À son échelle personnelle, Ph. Rygiel « a été depuis trente ans un acteur » de cette transformation numérique. S’il considère ne pas avoir été au cœur de ce processus, il a exercé plusieurs fonctions dans le domaine. Il a par exemple conçu un MOOC, travaillé avec Jean-Philippe Genet (médiéviste et pionnier de l’usage de l’informatique en histoire), piloté des projets informatiques en raison de sa spécialisation en histoire sociale : la méthode souvent quantitative de ce type de recherches l’a amené à utiliser le numérique à des fins statistiques. Ph. Rygiel a également participé à la création du site Clio, l’une des premières revues d’histoire en ligne.
Ainsi, il reconnaît que les propos avancés dans Historien à l’âge du numérique sont tributaires de son parcours ; a fortiori puisqu’il s’agit d’un recueil de textes écrits entre le milieu des années 1990 et 2014 : « Ces textes portent tous clairement la marque du contexte de leur production. » Certains relèvent de réflexions alors en cours, d’autres sont liés à des projets particuliers. Plusieurs résultent de commandes sur le sujet. Ces articles, chapitres et communications reflètent les débats de ces différentes étapes – rapprochées dans le temps mais porteuses d’évolutions structurelles – de l’acculturation du numérique en histoire. Pour Ph. Rygiel, « [l]’une des idées défendues en la plupart de ces textes, et d’autres, est en effet que les transformations en cours touchaient simultanément à tous les aspects d’un métier, c’est-à-dire tant aux conditions de production du savoir historique, qu’à celle de sa diffusion et de son enseignement. »

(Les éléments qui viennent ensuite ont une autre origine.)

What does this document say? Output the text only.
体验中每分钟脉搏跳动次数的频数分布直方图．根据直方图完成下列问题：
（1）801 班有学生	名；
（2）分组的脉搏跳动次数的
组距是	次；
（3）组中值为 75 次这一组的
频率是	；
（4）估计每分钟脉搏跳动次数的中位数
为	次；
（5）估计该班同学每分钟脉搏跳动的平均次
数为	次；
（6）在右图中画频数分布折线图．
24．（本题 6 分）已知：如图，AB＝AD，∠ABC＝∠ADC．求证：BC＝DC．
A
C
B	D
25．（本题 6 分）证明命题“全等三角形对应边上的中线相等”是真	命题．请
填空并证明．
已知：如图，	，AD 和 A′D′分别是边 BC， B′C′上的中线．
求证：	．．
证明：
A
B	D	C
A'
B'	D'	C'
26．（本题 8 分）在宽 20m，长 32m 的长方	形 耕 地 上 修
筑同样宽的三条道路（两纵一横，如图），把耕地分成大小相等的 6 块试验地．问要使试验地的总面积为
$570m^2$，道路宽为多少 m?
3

Avec le recul qu’offre un tel travail de recueil et de révision formelle, Rygiel insiste, en introduction, sur deux points particuliers : l’enseignement de l’histoire et le « tournant réflexif » suscité par le numérique. À ces thématiques, nous ajouterons celles de l’archivage et de la critique du web en tant que nouvelle source pour l’historien.
Pour Ph. Rygiel, nous devons prendre conscience que « ceux qui auront à mettre en œuvre une compétence d’historien ne seront pas forcément, au cours des prochaines décennies, d’abord ou surtout des auteurs de livres et d’articles ». La séparation entre histoire et histoire numérique n’a pas de sens puisque le numérique est désormais partout. Dans le passé, l’historien fabriquait artisanalement sa donnée à partir de documents dont l’objectif premier n’était pas (nécessairement) de servir de source. À l’avenir, « [i]l faudra aux praticiens […] une culture leur permettant de travailler et d’agir dans un monde saturé plus encore que le nôtre par les dispositifs numériques. » La forte spécialisation, à la fois technique et disciplinaire, empêche de former des historiens tout-terrain en informatique ; sans compter que la focalisation sur la maîtrise de quelques outils – au sens de logiciels – lors des études pourrait conduire à ce que ces futurs historiens soient très vite dépassés. La conception d’une formation initiale laissant une large place à l’abstraction et offrant des rudiments en mathématiques et en informatique semble à la fois plus adaptée et plus pérenne.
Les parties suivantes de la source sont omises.